Malgré l’annonce, la semaine dernière, d’une levée partielle du blocus humanitaire à Gaza, les habitants de l’enclave continuent d’être privés d’aide en raison des limites imposées par les autorités israéliennes, a déploré vendredi le bureau onusien en charge des opérations humanitaires, dit l’OCHA.
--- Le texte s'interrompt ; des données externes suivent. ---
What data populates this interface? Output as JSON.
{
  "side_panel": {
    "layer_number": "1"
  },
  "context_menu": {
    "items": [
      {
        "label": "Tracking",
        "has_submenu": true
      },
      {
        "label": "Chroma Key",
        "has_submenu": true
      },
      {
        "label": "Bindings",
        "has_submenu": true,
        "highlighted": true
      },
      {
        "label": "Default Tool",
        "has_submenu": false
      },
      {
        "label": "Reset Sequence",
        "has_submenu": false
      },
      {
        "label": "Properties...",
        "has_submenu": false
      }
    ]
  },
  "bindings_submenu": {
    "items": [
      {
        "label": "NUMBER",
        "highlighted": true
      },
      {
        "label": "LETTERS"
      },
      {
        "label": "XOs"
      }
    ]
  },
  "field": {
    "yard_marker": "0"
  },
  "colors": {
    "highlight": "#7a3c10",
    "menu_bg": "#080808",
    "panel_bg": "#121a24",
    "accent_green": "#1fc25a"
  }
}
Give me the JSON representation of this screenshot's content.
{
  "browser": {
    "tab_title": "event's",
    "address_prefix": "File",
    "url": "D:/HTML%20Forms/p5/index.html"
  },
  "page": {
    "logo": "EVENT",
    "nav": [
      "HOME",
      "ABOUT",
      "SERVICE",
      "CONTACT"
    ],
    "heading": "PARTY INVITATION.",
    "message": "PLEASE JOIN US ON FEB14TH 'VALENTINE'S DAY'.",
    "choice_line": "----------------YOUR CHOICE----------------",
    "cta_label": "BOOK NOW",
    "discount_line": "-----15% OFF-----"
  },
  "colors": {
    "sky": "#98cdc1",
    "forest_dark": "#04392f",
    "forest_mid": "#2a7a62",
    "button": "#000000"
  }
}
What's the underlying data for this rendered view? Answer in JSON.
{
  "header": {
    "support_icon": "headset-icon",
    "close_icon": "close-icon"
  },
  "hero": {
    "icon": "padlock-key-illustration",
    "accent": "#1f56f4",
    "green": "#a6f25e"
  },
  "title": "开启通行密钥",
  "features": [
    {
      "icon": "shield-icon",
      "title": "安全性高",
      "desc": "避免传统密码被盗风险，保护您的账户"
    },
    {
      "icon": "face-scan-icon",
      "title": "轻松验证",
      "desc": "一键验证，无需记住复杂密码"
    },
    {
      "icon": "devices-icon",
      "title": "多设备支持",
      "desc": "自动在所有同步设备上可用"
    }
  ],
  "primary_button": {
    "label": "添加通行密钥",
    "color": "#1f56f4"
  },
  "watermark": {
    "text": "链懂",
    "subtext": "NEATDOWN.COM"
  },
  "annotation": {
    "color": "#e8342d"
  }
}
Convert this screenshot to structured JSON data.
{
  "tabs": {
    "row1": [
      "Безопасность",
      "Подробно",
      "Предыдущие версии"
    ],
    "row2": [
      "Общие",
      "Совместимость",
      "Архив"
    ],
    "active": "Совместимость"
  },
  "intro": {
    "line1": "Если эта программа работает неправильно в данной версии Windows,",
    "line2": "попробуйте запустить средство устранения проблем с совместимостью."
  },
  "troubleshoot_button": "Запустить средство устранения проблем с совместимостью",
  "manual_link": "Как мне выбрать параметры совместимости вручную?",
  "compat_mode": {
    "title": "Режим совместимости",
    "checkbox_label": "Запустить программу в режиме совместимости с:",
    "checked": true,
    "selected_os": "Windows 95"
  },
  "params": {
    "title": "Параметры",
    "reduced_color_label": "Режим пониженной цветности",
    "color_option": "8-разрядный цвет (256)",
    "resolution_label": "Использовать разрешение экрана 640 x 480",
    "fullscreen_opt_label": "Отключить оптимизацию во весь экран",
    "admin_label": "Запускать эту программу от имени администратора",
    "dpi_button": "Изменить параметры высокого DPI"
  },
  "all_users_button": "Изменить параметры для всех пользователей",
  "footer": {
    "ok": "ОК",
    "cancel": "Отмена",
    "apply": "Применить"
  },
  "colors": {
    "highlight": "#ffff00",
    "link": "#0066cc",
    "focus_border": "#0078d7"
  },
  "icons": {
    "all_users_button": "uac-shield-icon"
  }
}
“Gaza est l’endroit le plus affamé de la planète”, a officiellement déclaré Jens Laerke, porte-parole de l’OCHA, aux journalistes à Genève, soulignant qu’il s’agit du seul territoire au monde où la totalité de la population est menacée de famine.
“L’opération d’aide que nous sommes prêts à déployer est soumise à un carcan opérationnel qui en fait l’une des opérations les plus entravées, non seulement dans le monde actuel, mais aussi dans l’histoire récente”, a-t-il ajouté.
Alors que les frappes israéliennes s’intensifient dans le nord de la bande de Gaza, une aide suffisante pour sauver 200.000 personnes reste bloquée à trois heures de route, dans les entrepôts de l’ONU à Amman, la capitale jordanienne.
Farine, kits d’hygiène, couvertures, médicaments : « Il y a assez de fournitures […] pour venir en aide à plus de 200.000 personnes pendant un mois entier », a indiqué vendredi l’UNRWA, l’agence des Nations unies pour les réfugiés palestiniens. Tout est prêt à être livré. Mais l’acheminement de cette aide humanitaire reste entravé par un blocus israélien quasi total, imposé depuis le 2 mars.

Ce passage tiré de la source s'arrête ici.